All of these propaganda themes can be shown to be false, irrational or both. But it doesn’t matter. Other ‘occupations’ throughout the world, as well as actual genocides, sieges and horribly bloody wars get little or no attention. Only Israel is singled out. Accusations against Israel are often believed with no proof, but when Israel establishes that they are false, it is ignored.

The function of this assault of lies is to prepare the people of the world for the ultimate violent destruction of the Jewish people and their state, to make it understandable, even welcome, to them.

The other non-physical ‘war’ employs a multifaceted strategy of subversion inside Israel herself. Israel has an open society with a free press and a commitment to democratic governance and personal liberty. So our enemies dedicate massive amounts of money and manpower to exploit those characteristics in order to disrupt and destabilize our country.
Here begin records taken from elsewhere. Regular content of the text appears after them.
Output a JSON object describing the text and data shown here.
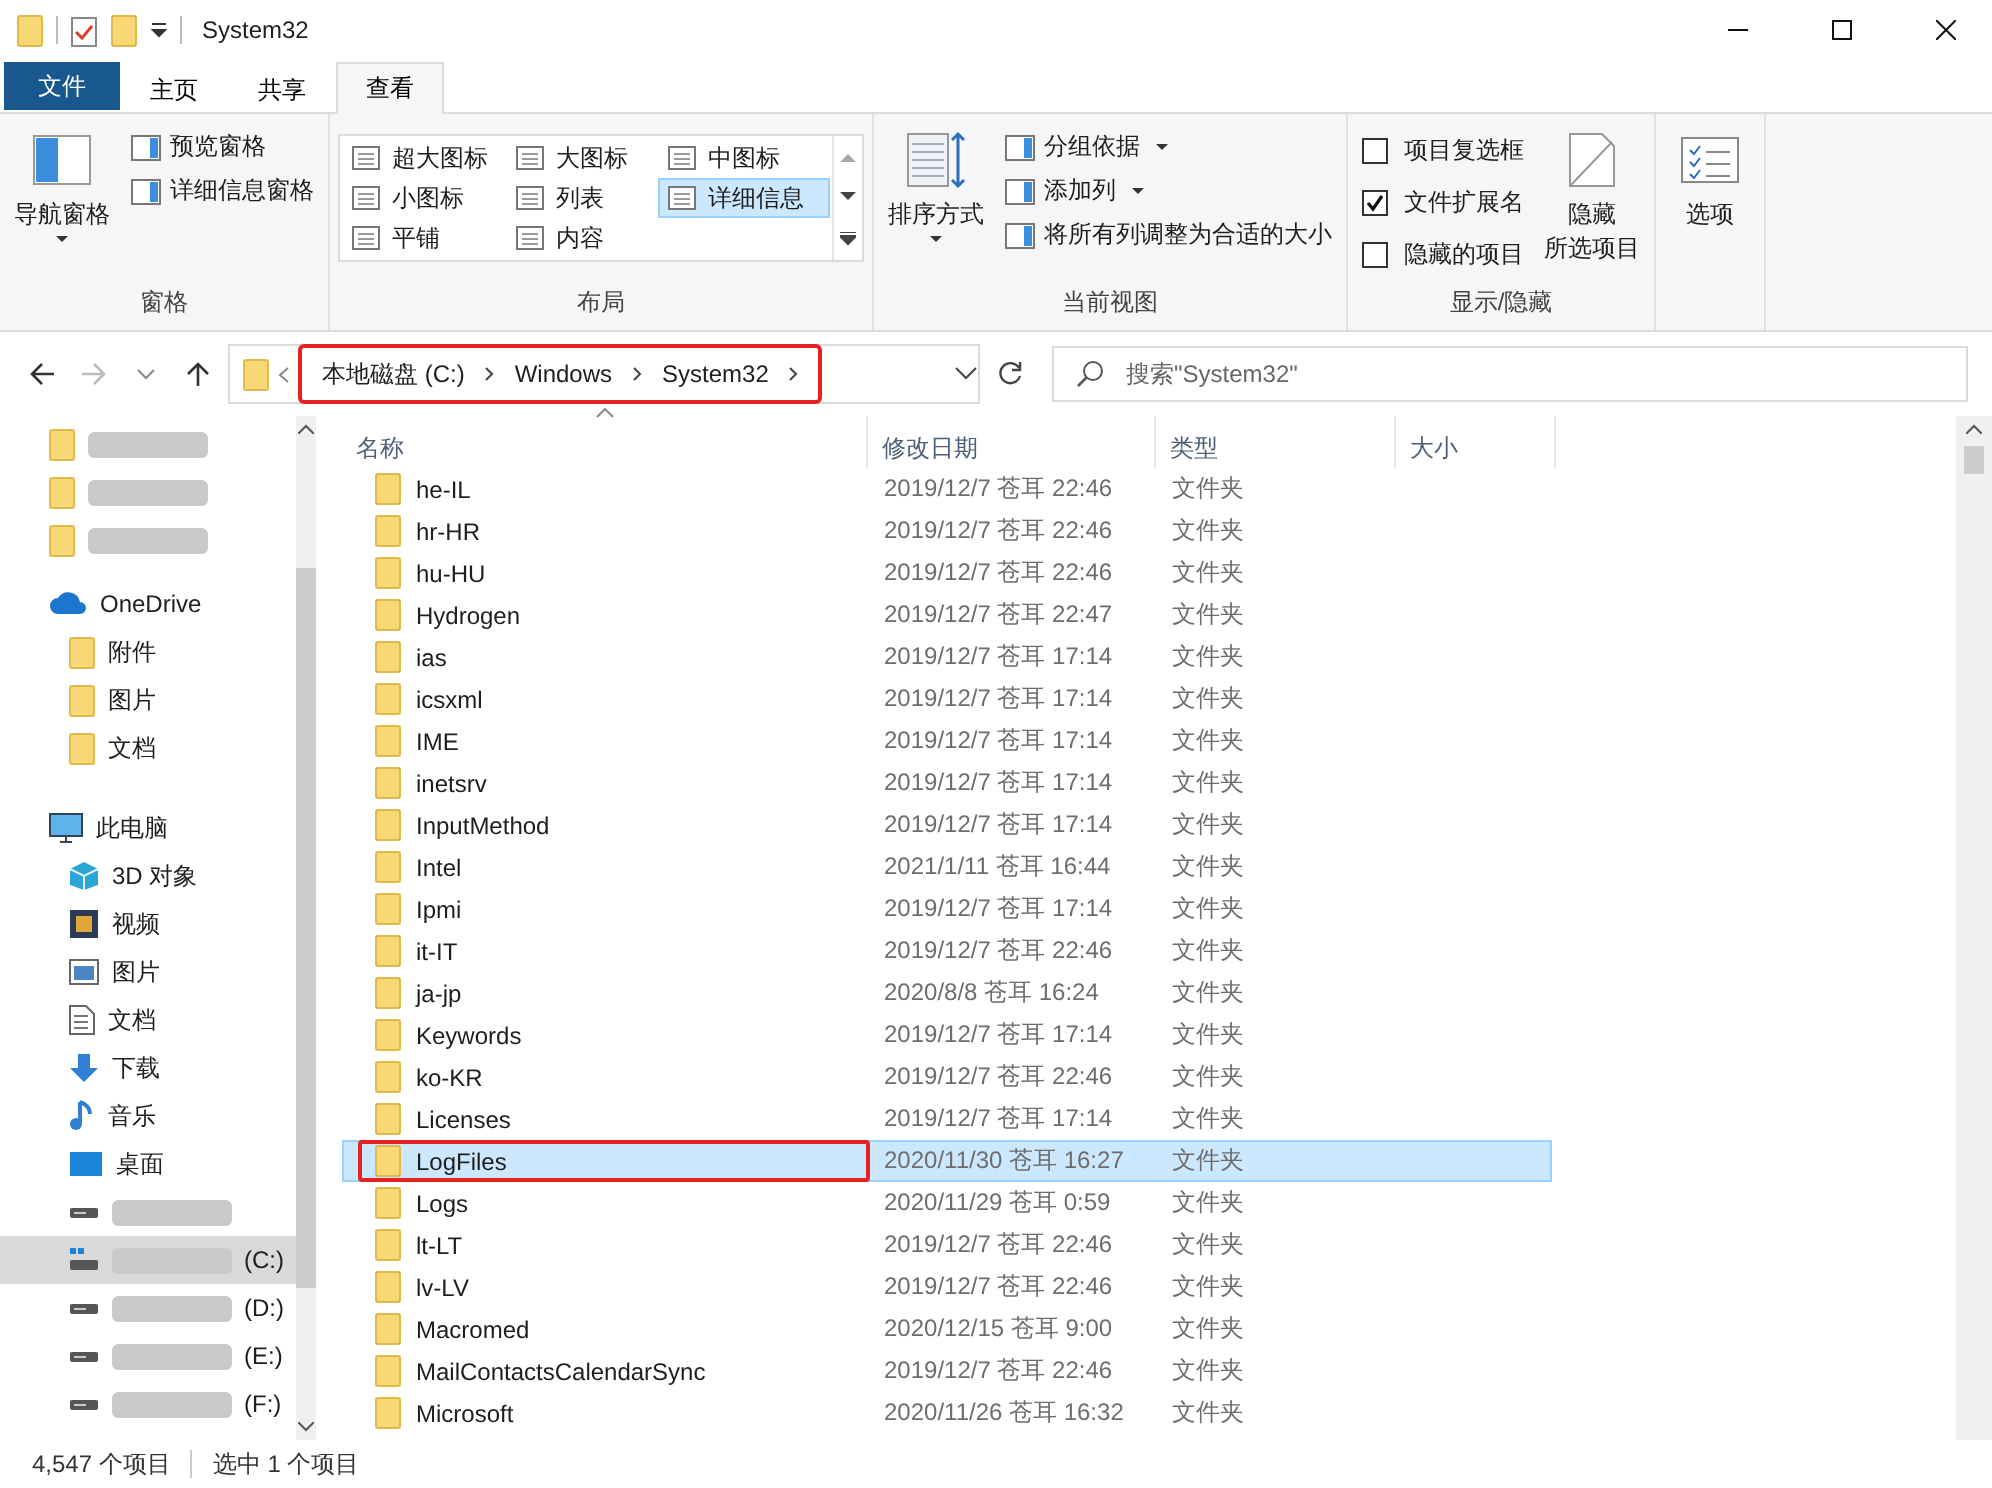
{
  "title_bar": {
    "title": "System32"
  },
  "ribbon_tabs": [
    {
      "label": "文件",
      "kind": "file",
      "selected": false
    },
    {
      "label": "主页",
      "kind": "tab",
      "selected": false
    },
    {
      "label": "共享",
      "kind": "tab",
      "selected": false
    },
    {
      "label": "查看",
      "kind": "tab",
      "selected": true
    }
  ],
  "ribbon_groups": [
    {
      "label": "窗格",
      "controls": [
        {
          "kind": "large",
          "lines": [
            "导航窗格"
          ],
          "dropdown": true
        },
        {
          "kind": "stack",
          "items": [
            {
              "kind": "small",
              "label": "预览窗格",
              "dropdown": false
            },
            {
              "kind": "small",
              "label": "详细信息窗格",
              "dropdown": false
            }
          ]
        }
      ]
    },
    {
      "label": "布局",
      "controls": [
        {
          "kind": "gallery",
          "options": [
            {
              "label": "超大图标",
              "selected": false
            },
            {
              "label": "大图标",
              "selected": false
            },
            {
              "label": "中图标",
              "selected": false
            },
            {
              "label": "小图标",
              "selected": false
            },
            {
              "label": "列表",
              "selected": false
            },
            {
              "label": "详细信息",
              "selected": true
            },
            {
              "label": "平铺",
              "selected": false
            },
            {
              "label": "内容",
              "selected": false
            }
          ]
        }
      ]
    },
    {
      "label": "当前视图",
      "controls": [
        {
          "kind": "large",
          "lines": [
            "排序方式"
          ],
          "dropdown": true
        },
        {
          "kind": "stack",
          "items": [
            {
              "kind": "small",
              "label": "分组依据",
              "dropdown": true
            },
            {
              "kind": "small",
              "label": "添加列",
              "dropdown": true
            },
            {
              "kind": "small",
              "label": "将所有列调整为合适的大小",
              "dropdown": false
            }
          ]
        }
      ]
    },
    {
      "label": "显示/隐藏",
      "controls": [
        {
          "kind": "stack",
          "items": [
            {
              "kind": "checkbox",
              "label": "项目复选框",
              "checked": false
            },
            {
              "kind": "checkbox",
              "label": "文件扩展名",
              "checked": true
            },
            {
              "kind": "checkbox",
              "label": "隐藏的项目",
              "checked": false
            }
          ]
        },
        {
          "kind": "large",
          "lines": [
            "隐藏",
            "所选项目"
          ],
          "dropdown": false
        }
      ]
    },
    {
      "controls": [
        {
          "kind": "large",
          "lines": [
            "选项"
          ],
          "dropdown": false
        }
      ]
    }
  ],
  "address_bar": {
    "breadcrumbs": [
      "本地磁盘 (C:)",
      "Windows",
      "System32"
    ],
    "highlighted": true
  },
  "search": {
    "placeholder": "搜索\"System32\""
  },
  "sidebar": {
    "items": [
      {
        "kind": "folder",
        "redacted": true,
        "selected": false
      },
      {
        "kind": "folder",
        "redacted": true,
        "selected": false
      },
      {
        "kind": "folder",
        "redacted": true,
        "selected": false
      },
      {
        "kind": "cloud",
        "label": "OneDrive",
        "selected": false,
        "children": [
          {
            "kind": "folder",
            "label": "附件",
            "selected": false
          },
          {
            "kind": "folder",
            "label": "图片",
            "selected": false
          },
          {
            "kind": "folder",
            "label": "文档",
            "selected": false
          }
        ]
      },
      {
        "kind": "pc",
        "label": "此电脑",
        "selected": false,
        "children": [
          {
            "kind": "cube",
            "label": "3D 对象",
            "selected": false
          },
          {
            "kind": "video",
            "label": "视频",
            "selected": false
          },
          {
            "kind": "picture",
            "label": "图片",
            "selected": false
          },
          {
            "kind": "document",
            "label": "文档",
            "selected": false
          },
          {
            "kind": "download",
            "label": "下载",
            "selected": false
          },
          {
            "kind": "music",
            "label": "音乐",
            "selected": false
          },
          {
            "kind": "desktop",
            "label": "桌面",
            "selected": false
          },
          {
            "kind": "drive",
            "redacted": true,
            "selected": false
          },
          {
            "kind": "system-drive",
            "redacted": true,
            "label": "(C:)",
            "selected": true
          },
          {
            "kind": "drive",
            "redacted": true,
            "label": "(D:)",
            "selected": false
          },
          {
            "kind": "drive",
            "redacted": true,
            "label": "(E:)",
            "selected": false
          },
          {
            "kind": "drive",
            "redacted": true,
            "label": "(F:)",
            "selected": false
          }
        ]
      }
    ]
  },
  "table": {
    "columns": [
      {
        "label": "名称",
        "sorted": true
      },
      {
        "label": "修改日期",
        "sorted": false
      },
      {
        "label": "类型",
        "sorted": false
      },
      {
        "label": "大小",
        "sorted": false
      }
    ],
    "rows": [
      {
        "name": "he-IL",
        "modified": "2019/12/7 苍耳 22:46",
        "type": "文件夹",
        "selected": false,
        "highlighted": false
      },
      {
        "name": "hr-HR",
        "modified": "2019/12/7 苍耳 22:46",
        "type": "文件夹",
        "selected": false,
        "highlighted": false
      },
      {
        "name": "hu-HU",
        "modified": "2019/12/7 苍耳 22:46",
        "type": "文件夹",
        "selected": false,
        "highlighted": false
      },
      {
        "name": "Hydrogen",
        "modified": "2019/12/7 苍耳 22:47",
        "type": "文件夹",
        "selected": false,
        "highlighted": false
      },
      {
        "name": "ias",
        "modified": "2019/12/7 苍耳 17:14",
        "type": "文件夹",
        "selected": false,
        "highlighted": false
      },
      {
        "name": "icsxml",
        "modified": "2019/12/7 苍耳 17:14",
        "type": "文件夹",
        "selected": false,
        "highlighted": false
      },
      {
        "name": "IME",
        "modified": "2019/12/7 苍耳 17:14",
        "type": "文件夹",
        "selected": false,
        "highlighted": false
      },
      {
        "name": "inetsrv",
        "modified": "2019/12/7 苍耳 17:14",
        "type": "文件夹",
        "selected": false,
        "highlighted": false
      },
      {
        "name": "InputMethod",
        "modified": "2019/12/7 苍耳 17:14",
        "type": "文件夹",
        "selected": false,
        "highlighted": false
      },
      {
        "name": "Intel",
        "modified": "2021/1/11 苍耳 16:44",
        "type": "文件夹",
        "selected": false,
        "highlighted": false
      },
      {
        "name": "Ipmi",
        "modified": "2019/12/7 苍耳 17:14",
        "type": "文件夹",
        "selected": false,
        "highlighted": false
      },
      {
        "name": "it-IT",
        "modified": "2019/12/7 苍耳 22:46",
        "type": "文件夹",
        "selected": false,
        "highlighted": false
      },
      {
        "name": "ja-jp",
        "modified": "2020/8/8 苍耳 16:24",
        "type": "文件夹",
        "selected": false,
        "highlighted": false
      },
      {
        "name": "Keywords",
        "modified": "2019/12/7 苍耳 17:14",
        "type": "文件夹",
        "selected": false,
        "highlighted": false
      },
      {
        "name": "ko-KR",
        "modified": "2019/12/7 苍耳 22:46",
        "type": "文件夹",
        "selected": false,
        "highlighted": false
      },
      {
        "name": "Licenses",
        "modified": "2019/12/7 苍耳 17:14",
        "type": "文件夹",
        "selected": false,
        "highlighted": false
      },
      {
        "name": "LogFiles",
        "modified": "2020/11/30 苍耳 16:27",
        "type": "文件夹",
        "selected": true,
        "highlighted": true
      },
      {
        "name": "Logs",
        "modified": "2020/11/29 苍耳 0:59",
        "type": "文件夹",
        "selected": false,
        "highlighted": false
      },
      {
        "name": "lt-LT",
        "modified": "2019/12/7 苍耳 22:46",
        "type": "文件夹",
        "selected": false,
        "highlighted": false
      },
      {
        "name": "lv-LV",
        "modified": "2019/12/7 苍耳 22:46",
        "type": "文件夹",
        "selected": false,
        "highlighted": false
      },
      {
        "name": "Macromed",
        "modified": "2020/12/15 苍耳 9:00",
        "type": "文件夹",
        "selected": false,
        "highlighted": false
      },
      {
        "name": "MailContactsCalendarSync",
        "modified": "2019/12/7 苍耳 22:46",
        "type": "文件夹",
        "selected": false,
        "highlighted": false
      },
      {
        "name": "Microsoft",
        "modified": "2020/11/26 苍耳 16:32",
        "type": "文件夹",
        "selected": false,
        "highlighted": false
      }
    ]
  },
  "status_bar": {
    "item_count": "4,547 个项目",
    "selection": "选中 1 个项目"
  }
}
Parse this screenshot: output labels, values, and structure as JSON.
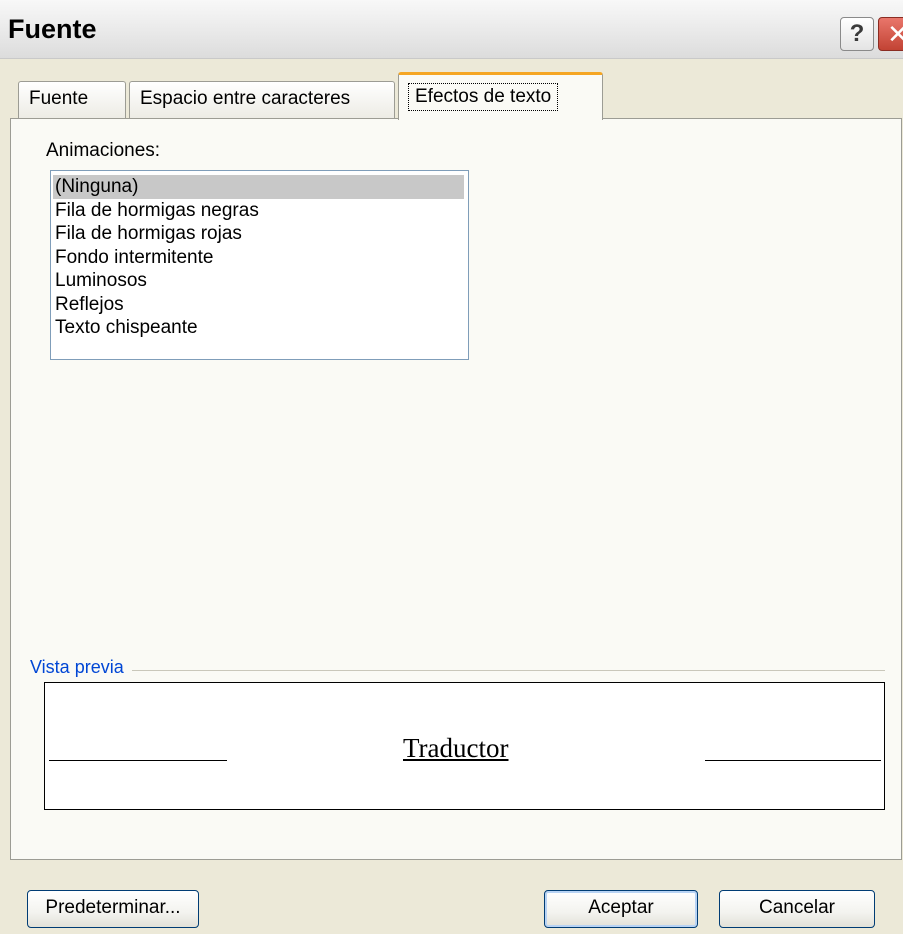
{
  "window": {
    "title": "Fuente",
    "help_icon": "?",
    "close_icon": "✕"
  },
  "tabs": [
    {
      "label": "Fuente",
      "active": false
    },
    {
      "label": "Espacio entre caracteres",
      "active": false
    },
    {
      "label": "Efectos de texto",
      "active": true
    }
  ],
  "animaciones": {
    "label": "Animaciones:",
    "selected": "(Ninguna)",
    "items": [
      "(Ninguna)",
      "Fila de hormigas negras",
      "Fila de hormigas rojas",
      "Fondo intermitente",
      "Luminosos",
      "Reflejos",
      "Texto chispeante"
    ]
  },
  "preview": {
    "group_label": "Vista previa",
    "sample_text": "Traductor"
  },
  "buttons": {
    "default": "Predeterminar...",
    "ok": "Aceptar",
    "cancel": "Cancelar"
  },
  "colors": {
    "dialog_bg": "#ece9d8",
    "active_tab_accent": "#f5a623",
    "group_label": "#0046d5",
    "close_button": "#c24334"
  }
}
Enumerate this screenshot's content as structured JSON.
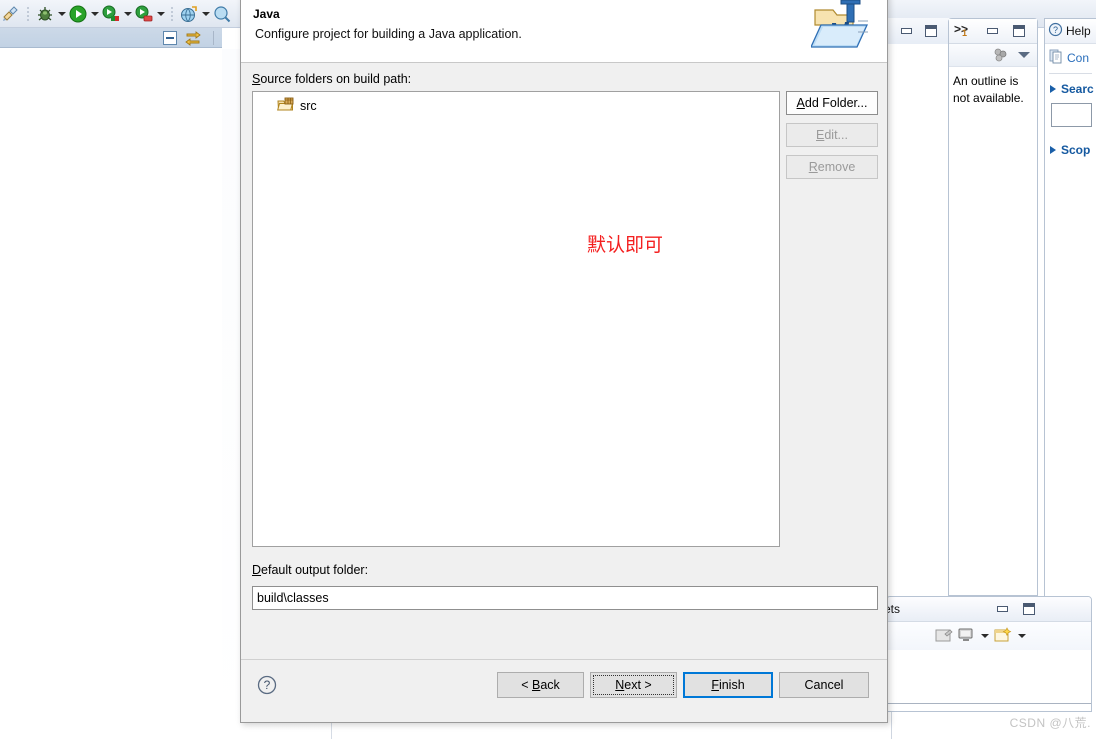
{
  "workbench": {
    "toolbar_icons": [
      "debug-icon",
      "run-icon",
      "coverage-icon",
      "profile-icon",
      "external-tools-icon",
      "search-icon"
    ],
    "subtoolbar_icons": [
      "collapse-all-icon",
      "link-with-editor-icon"
    ]
  },
  "outline_view": {
    "overflow_label": ">>",
    "overflow_count": "1",
    "message": "An outline is not available."
  },
  "help_view": {
    "tab_label": "Help",
    "content_link": "Con",
    "search_section": "Searc",
    "scope_section": "Scop",
    "search_value": ""
  },
  "snippets_view": {
    "tab_label": "ets"
  },
  "watermark": "CSDN @八荒.",
  "dialog": {
    "title": "Java",
    "subtitle": "Configure project for building a Java application.",
    "banner_icon": "java-project-folder-icon",
    "source_label_mnemonic": "S",
    "source_label_rest": "ource folders on build path:",
    "source_items": [
      {
        "label": "src",
        "icon": "source-folder-icon"
      }
    ],
    "annotation": "默认即可",
    "buttons_side": [
      {
        "name": "add-folder-button",
        "mnemonic": "A",
        "pre": "",
        "rest": "dd Folder...",
        "enabled": true
      },
      {
        "name": "edit-button",
        "mnemonic": "E",
        "pre": "",
        "rest": "dit...",
        "enabled": false
      },
      {
        "name": "remove-button",
        "mnemonic": "R",
        "pre": "",
        "rest": "emove",
        "enabled": false
      }
    ],
    "output_label_mnemonic": "D",
    "output_label_rest": "efault output folder:",
    "output_value": "build\\classes",
    "output_placeholder": "",
    "help_button": "?",
    "buttons_footer": [
      {
        "name": "back-button",
        "pre": "< ",
        "mnemonic": "B",
        "rest": "ack",
        "style": "normal"
      },
      {
        "name": "next-button",
        "pre": "",
        "mnemonic": "N",
        "rest": "ext >",
        "style": "focused"
      },
      {
        "name": "finish-button",
        "pre": "",
        "mnemonic": "F",
        "rest": "inish",
        "style": "default"
      },
      {
        "name": "cancel-button",
        "pre": "",
        "mnemonic": "",
        "rest": "Cancel",
        "style": "normal"
      }
    ]
  },
  "colors": {
    "accent_blue": "#0078d7",
    "annotation_red": "#f42020",
    "link_blue": "#1559a0",
    "dialog_bg": "#f0f0f0"
  }
}
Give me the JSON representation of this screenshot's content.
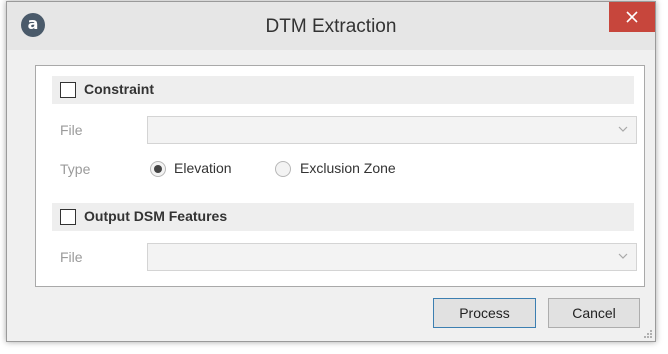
{
  "window": {
    "title": "DTM Extraction",
    "app_icon_glyph": "a",
    "close_icon": "close-icon"
  },
  "constraint": {
    "label": "Constraint",
    "checked": false,
    "file_label": "File",
    "file_value": "",
    "type_label": "Type",
    "type_options": [
      {
        "label": "Elevation",
        "selected": true
      },
      {
        "label": "Exclusion Zone",
        "selected": false
      }
    ]
  },
  "output_dsm": {
    "label": "Output DSM Features",
    "checked": false,
    "file_label": "File",
    "file_value": ""
  },
  "buttons": {
    "process": "Process",
    "cancel": "Cancel"
  },
  "colors": {
    "close_button": "#c7463c",
    "window_bg": "#f0f0f0",
    "default_button_border": "#3c7fb1"
  }
}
Money is provided to anti-state extremists to support and nurture their organizations and allow them to carry out operations to feed the propaganda campaign, to promote conflict between Jewish and Arab citizens and to provide raw material for diplomatic and legal warfare against Israel in international forums. Anti-Israel activity by Palestinians in Judea, Samaria and eastern Jerusalem is financed and encouraged, including illegal construction in areas supposedly under Israeli control. Demonstrations are organized with the intent of provoking security forces; international activists are pleased to provide video cameras to record the confrontations.

Attempts are made to influence our elections and to destabilize governments that the US administration and Europeans see as insufficiently compliant. The last election saw a major effort against Netanyahu, “V15,” run by a former advisor to President Obama. Financing for the project was murky, but a predecessor to V15 got a grant from the US State Department, “to promote coexistence.”

What we are planning is so important to the administration that in 2013 the CIA called Israel one of its main targets of surveillance – along with China, Russia, Iran, Pakistan, and Cuba! We should be flattered to be in such company.

Especially in the US where there still remains some support for Israel, a more subtle tactic is popular: loving us to death. Groups like J Street, the Israel Policy Forum, the Union for Reform Judaism and now even the ADL insist that they can’t possibly be any more pro-Israel, but then attack Israel’s democratically elected government and argue that they have a right to pressure Israel to change its policies. Naturally the changes they want are territorial concessions that will make our state indefensible. These groups are all close to the Obama Administration and follow its lead. It used to be possible to assume that Jewish organizations would be pro-Israel. Not anymore.

We mustn’t forget the international support for the Palestinians themselves: the billions given to UNRWA, whose task is to maintain and expand the population of Arabs claiming refugee status (they are the only group in history for whom such status is hereditary). UNRWA schools are used to teach Hamas ideology, and sometimes to store rockets that will be fired at Israel. More billions are fed to the Palestinian Authority, which uses them in part to pay salaries to convicted terrorists in Israel’s jails and for propaganda against Israel (much of the rest is simply diverted to the bank accounts of the ruling elite).

Finally, the Obama Administration has just concluded a process to strengthen Iran, the oft-declared enemy of both Israel and the US, which glories in its intention to destroy us both. Although the arrangement is supposed to serve American interests, it seems highly unlikely that it will benefit the US for Iran, where “death to America” is chanted by crowds on a daily basis, to be a nuclear-armed power in control of the entire Middle East. What is absolutely certain is that Israel’s survival has been made more difficult.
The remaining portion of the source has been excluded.